John Isner struggled for nearly three hours as he held off good friend and doubles partner James Blake 7-6 (10/8), 6-7 (3/7), 7-5 on Wednesday to reach the quarterfinals of the ATP Atlanta Championships.
Isner piled on 30 aces in his battle, which looked to be shaping up as a straight-sets stroll when he led by a set and 4-1.
Blake, however, had other ideas and made his Florida neighbor fight for the win.
Isner, the third seed who finished runner-up here last year to Mardy Fish, finally secured victory after a break in the penultimate game of the third set, holding his own serve to finish it out.
"There are no secrets when James and I play," Isner said. "I drive my golf cart to his house pretty much every day. We practise with each other all the time so I know him well.
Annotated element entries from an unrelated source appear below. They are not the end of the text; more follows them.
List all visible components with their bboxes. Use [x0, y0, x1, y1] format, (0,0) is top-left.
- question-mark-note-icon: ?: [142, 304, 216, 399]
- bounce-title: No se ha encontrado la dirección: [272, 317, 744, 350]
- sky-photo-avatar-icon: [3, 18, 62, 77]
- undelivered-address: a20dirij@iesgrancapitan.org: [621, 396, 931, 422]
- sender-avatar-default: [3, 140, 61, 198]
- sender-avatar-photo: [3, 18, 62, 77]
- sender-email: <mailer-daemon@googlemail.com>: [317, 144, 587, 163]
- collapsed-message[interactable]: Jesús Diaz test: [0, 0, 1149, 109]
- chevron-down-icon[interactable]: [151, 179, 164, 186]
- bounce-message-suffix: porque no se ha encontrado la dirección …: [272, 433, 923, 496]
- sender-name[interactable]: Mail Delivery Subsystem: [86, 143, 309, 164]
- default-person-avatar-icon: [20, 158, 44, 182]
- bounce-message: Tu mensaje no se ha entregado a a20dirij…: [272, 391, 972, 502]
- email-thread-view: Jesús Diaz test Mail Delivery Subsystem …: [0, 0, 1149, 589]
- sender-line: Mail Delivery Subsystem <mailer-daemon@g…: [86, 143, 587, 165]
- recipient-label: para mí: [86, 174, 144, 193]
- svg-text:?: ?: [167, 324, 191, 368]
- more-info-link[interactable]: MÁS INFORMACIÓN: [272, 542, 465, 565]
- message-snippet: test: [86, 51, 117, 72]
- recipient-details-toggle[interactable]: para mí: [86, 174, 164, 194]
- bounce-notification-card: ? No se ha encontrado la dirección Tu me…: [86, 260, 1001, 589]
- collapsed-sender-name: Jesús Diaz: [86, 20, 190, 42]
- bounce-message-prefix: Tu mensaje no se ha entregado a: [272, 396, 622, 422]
"It came down to a few points here and there."
Isner will face off on Friday against Taiwan's Lu Yen-hsun, who rallied to beat Bosnian-born Australian Marinko Matosevic 3-6, 6-1, 6-2.
South African second seed Kevin Anderson continued the best season of his career, downing Michael Russell 6-1, 7-5.
He will play Friday against Gilles Muller of Luxembourg, who notched 15 aces in a 7-6 (8/6), 2-6, 6-2 victory over Robby Ginepri, who is trying to come back from the broken elbow he suffered in a mountain bike crash last year.
Anderson, 25 and ranked ranked 34th in the world, won a title on home turf in Johannesburg this season. Against Russell he needed less than 90 minutes to book his sixth quarter-final of 2011.
"This season is the result of a lot of hard work," said Anderson, who has climbed some 100 spots in the world rankings in the last 18 months and captured his first career title.
"I'm clearer on how I want to be playing. I've learned a lot playing higher-ranked opponents.
"I now have more belief no matter who is on the other side of the net. I'm working on movement, coming to the net more and trying to dictate. I want to do everything possible to allow myself to play my best tennis."
Anderson's big serve produced 10 aces as he broke Russell four times while dropping his own serve once.
The steamy summer conditions did not make life any easier for Anderson.
But the weather was cool compared to the scorching temperatures of last years's inaugural edition.
"It was definitely more comfortable today than last year. But the heat is still there and you have to manage yourself."